Myriam has presented the results of her research and work at events ranging from the Water Engineering and Development Center in Dhaka, Bangladesh (Sanitation and hygiene education in conflict-affected areas: A Burundian case study) and the World Bank’s Water and Sanitation Forum in Washington, USA (School Sanitation and Hygiene in Uganda: The challenges) to the Health Lions in Cannes, France (The Lifebuoy Story: How Simple Creative Thinking Has Been Saving Lives for 120 Years).
Myriam is one of the only people in the world with a doctorate in public health focused on handwashing with soap (completed in 2006 through the London School of Hygiene and Tropical Medicine). She also has a degree in environmental engineering from McGill University, Canada, a Masters in water and environmental management from Loughborough University, UK and combines her academic pedigree with a serious understanding of driving brands forward to create change and positively impact in the world.
Craig’s bio:
Craig is an author, editor, art director, graphic designer, cartoonist and comic’s historian who has worked with clients like MTV, Microsoft and Mad magazine. He’s best known for his Yoe Studio creative marketing solutions. Today he has a major emphasis creating Yoe Books (with IDW), and Books by Yoe (with various publishers) about the history of comics, cartoonists and pop culture. USA Today called Yoe “the Comic Book genre’s master archeologist!“, ABC TV hails him as “America’s foremost comics historian” and Vice magazine says he’s “the Indiana Jones of comics history!” Yoe has been an adjunct professor at Syracuse University and a popular speaker at conventions, conferences and colleges on creative marketing and on the history of comics. Yoe Studio is located in upstate New York, where Craig works and lives in an old stone castle on 4 wooded acres with his wife and business partner, the editor-designer Clizia Gussoni and their two children, a cat and way too many old mouldy comic books.
Stacie’s bio:
Stacie studied Public Health with an emphasis in Health Behavior, studying changing behaviors. Her work experience and expertise is around School & Adolescent health in both the US and Internationally for the past 14 years. For the Oregon state government Stacie was Co-Coordinator for “Healthy Kids, Learn Better” (HKLB) A Center’s for Disease Control (CDC) funded project integrating and implementing a coordinated school health model with Department of Health and Department of Education. Stacie has worked with 25 countries across Africa, Asia & Latin America while living in India, Nigeria and she currently resides in Nairobi, Kenya.

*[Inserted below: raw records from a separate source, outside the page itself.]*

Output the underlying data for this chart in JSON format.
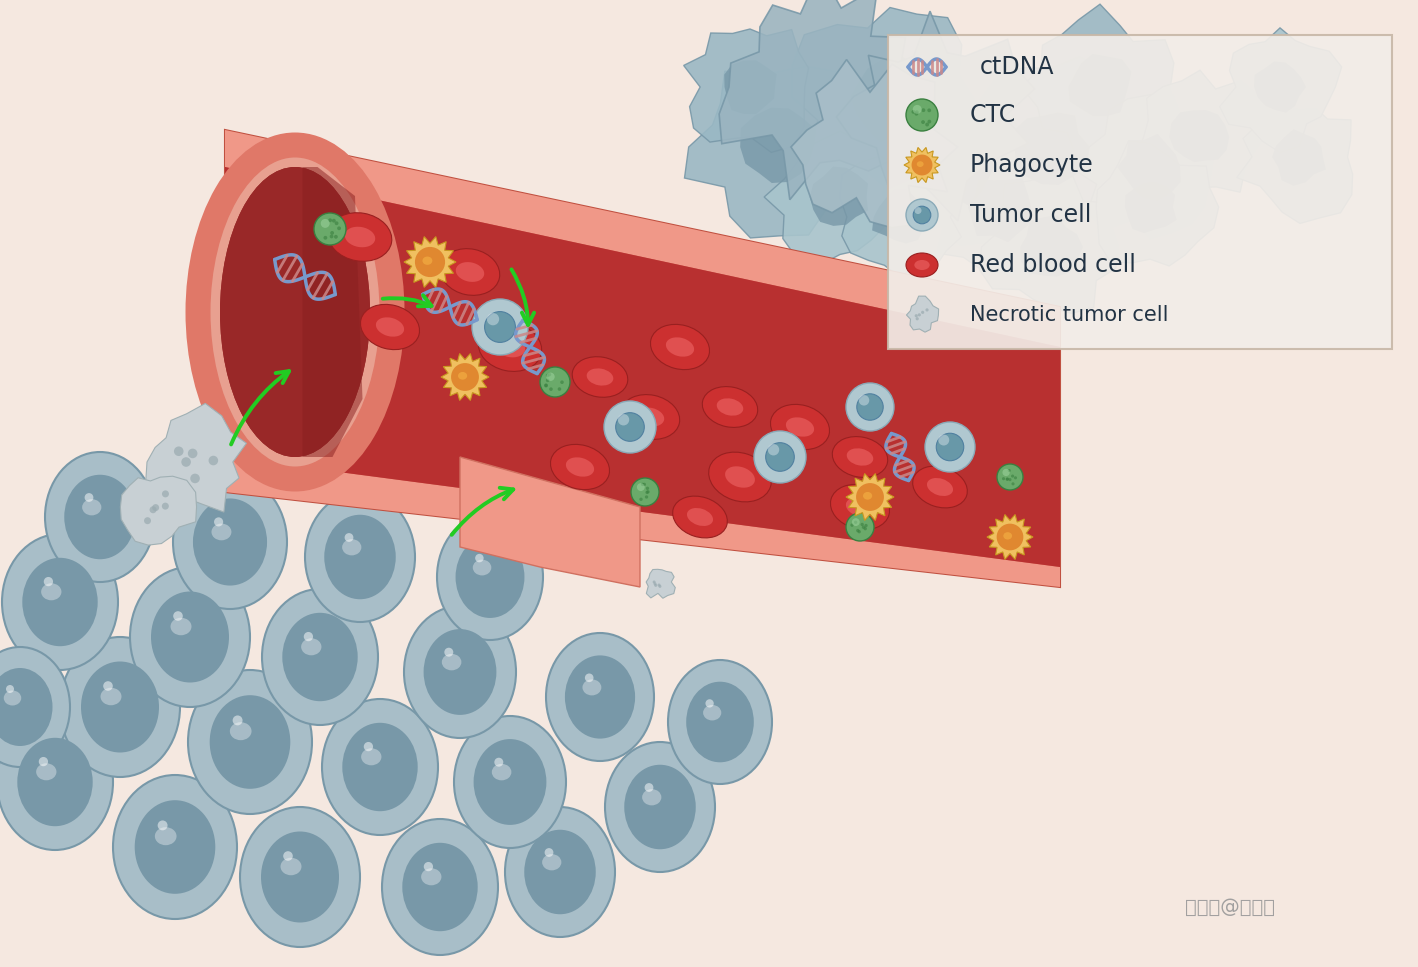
{
  "bg_color": "#f5e8e0",
  "legend_items": [
    "ctDNA",
    "CTC",
    "Phagocyte",
    "Tumor cell",
    "Red blood cell",
    "Necrotic tumor cell"
  ],
  "watermark": "搜狐号@基因狐",
  "vessel_outer_color": "#e07060",
  "vessel_wall_color": "#d96858",
  "vessel_inner_color": "#b83030",
  "vessel_top_wall": "#f09080",
  "vessel_shadow": "#a82828",
  "rbc_color": "#cc3030",
  "rbc_inner": "#e05050",
  "ctc_color": "#6aaa6a",
  "ctc_dark": "#3a8840",
  "phago_outer": "#f0c060",
  "phago_inner": "#e08830",
  "tumor_color": "#a8c0c8",
  "tumor_inner": "#6898a8",
  "necrotic_color": "#b8c4c8",
  "large_rbc_color": "#a0b8c0",
  "large_rbc_inner": "#6898a8",
  "dna_color1": "#7799cc",
  "dna_color2": "#cc8888",
  "arrow_color": "#22cc22"
}
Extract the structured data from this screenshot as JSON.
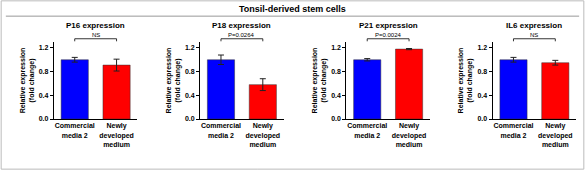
{
  "title": "Tonsil-derived stem cells",
  "chart_data": [
    {
      "type": "bar",
      "title": "P16 expression",
      "categories": [
        "Commercial media 2",
        "Newly developed medium"
      ],
      "values": [
        1.0,
        0.91
      ],
      "errors": [
        0.04,
        0.1
      ],
      "colors": [
        "#0000ff",
        "#ff0000"
      ],
      "ylabel": "Relative expression (fold change)",
      "ylim": [
        0,
        1.3
      ],
      "yticks": [
        {
          "value": 0,
          "label": "0.0"
        },
        {
          "value": 0.4,
          "label": "0.4"
        },
        {
          "value": 0.8,
          "label": "0.8"
        },
        {
          "value": 1.2,
          "label": "1.2"
        }
      ],
      "grid": false,
      "annotations": [
        "NS"
      ]
    },
    {
      "type": "bar",
      "title": "P18 expression",
      "categories": [
        "Commercial media 2",
        "Newly developed medium"
      ],
      "values": [
        1.0,
        0.58
      ],
      "errors": [
        0.08,
        0.1
      ],
      "colors": [
        "#0000ff",
        "#ff0000"
      ],
      "ylabel": "Relative expression (fold change)",
      "ylim": [
        0,
        1.3
      ],
      "yticks": [
        {
          "value": 0,
          "label": "0.0"
        },
        {
          "value": 0.4,
          "label": "0.4"
        },
        {
          "value": 0.8,
          "label": "0.8"
        },
        {
          "value": 1.2,
          "label": "1.2"
        }
      ],
      "grid": false,
      "annotations": [
        "P=0.0264"
      ]
    },
    {
      "type": "bar",
      "title": "P21 expression",
      "categories": [
        "Commercial media 2",
        "Newly developed medium"
      ],
      "values": [
        1.0,
        1.18
      ],
      "errors": [
        0.02,
        0.01
      ],
      "colors": [
        "#0000ff",
        "#ff0000"
      ],
      "ylabel": "Relative expression (fold change)",
      "ylim": [
        0,
        1.3
      ],
      "yticks": [
        {
          "value": 0,
          "label": "0.0"
        },
        {
          "value": 0.4,
          "label": "0.4"
        },
        {
          "value": 0.8,
          "label": "0.8"
        },
        {
          "value": 1.2,
          "label": "1.2"
        }
      ],
      "grid": false,
      "annotations": [
        "P=0.0024"
      ]
    },
    {
      "type": "bar",
      "title": "IL6 expression",
      "categories": [
        "Commercial media 2",
        "Newly developed medium"
      ],
      "values": [
        1.0,
        0.95
      ],
      "errors": [
        0.04,
        0.04
      ],
      "colors": [
        "#0000ff",
        "#ff0000"
      ],
      "ylabel": "Relative expression (fold change)",
      "ylim": [
        0,
        1.3
      ],
      "yticks": [
        {
          "value": 0,
          "label": "0.0"
        },
        {
          "value": 0.4,
          "label": "0.4"
        },
        {
          "value": 0.8,
          "label": "0.8"
        },
        {
          "value": 1.2,
          "label": "1.2"
        }
      ],
      "grid": false,
      "annotations": [
        "NS"
      ]
    }
  ]
}
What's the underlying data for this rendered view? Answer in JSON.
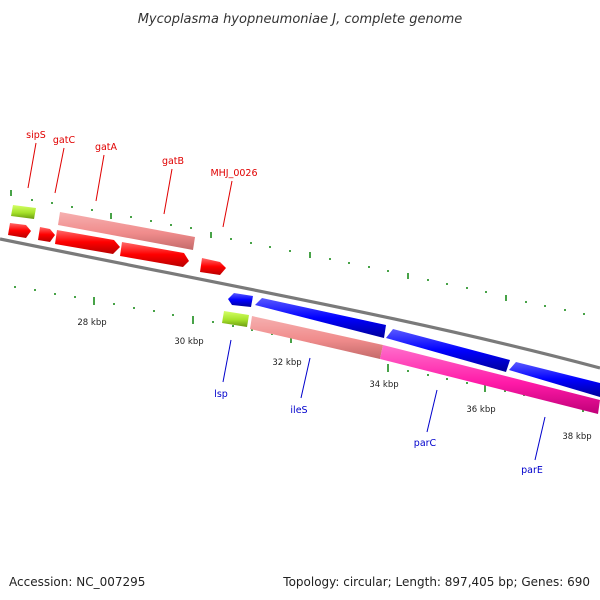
{
  "title": "Mycoplasma hyopneumoniae J, complete genome",
  "footer": {
    "accession": "Accession: NC_007295",
    "topology": "Topology: circular; Length: 897,405 bp; Genes: 690"
  },
  "axis": {
    "ticks": [
      "28 kbp",
      "30 kbp",
      "32 kbp",
      "34 kbp",
      "36 kbp",
      "38 kbp"
    ]
  },
  "genes_top": [
    {
      "name": "sipS",
      "color": "#ff0000"
    },
    {
      "name": "gatC",
      "color": "#ff0000"
    },
    {
      "name": "gatA",
      "color": "#ff0000"
    },
    {
      "name": "gatB",
      "color": "#ff0000"
    },
    {
      "name": "MHJ_0026",
      "color": "#ff0000"
    }
  ],
  "genes_bottom": [
    {
      "name": "lsp",
      "color": "#0000ff"
    },
    {
      "name": "ileS",
      "color": "#0000ff"
    },
    {
      "name": "parC",
      "color": "#0000ff"
    },
    {
      "name": "parE",
      "color": "#0000ff"
    }
  ],
  "colors": {
    "forward_cds": "#ff0000",
    "reverse_cds": "#0000ff",
    "rna": "#99dd22",
    "backbone": "#808080",
    "cog_salmon": "#f08c8c",
    "cog_magenta": "#ff1aa8",
    "tick_green": "#1a8c1a"
  }
}
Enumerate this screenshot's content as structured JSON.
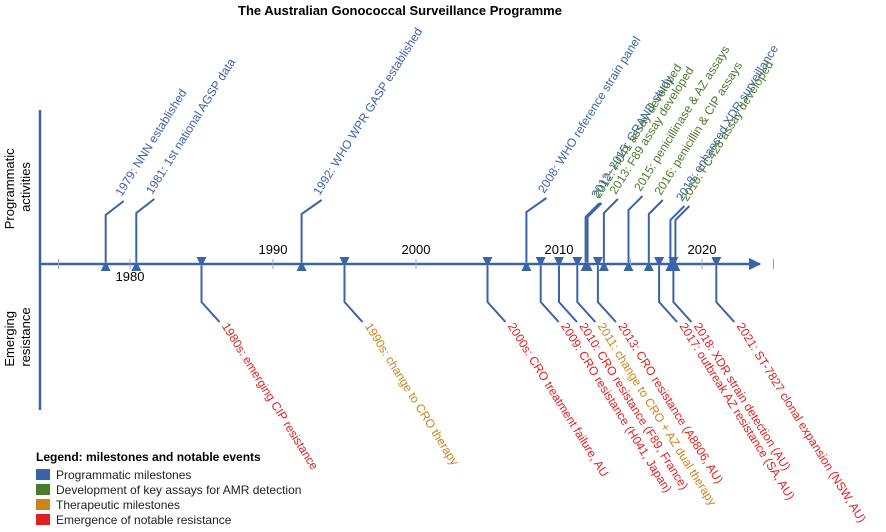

In 2011 Stacie joined forces with the Lifebuoy Team and the School of 5 superheroes with a focus on implementation across schools in Lifebuoy’s markets and a specific focus in 8 out of 10 of the countries with the largest number of children dying from diarrhea-related disease. She originally hails from Oklahoma in the USA & loves playing Ultimate Frisbee around the world in her free time!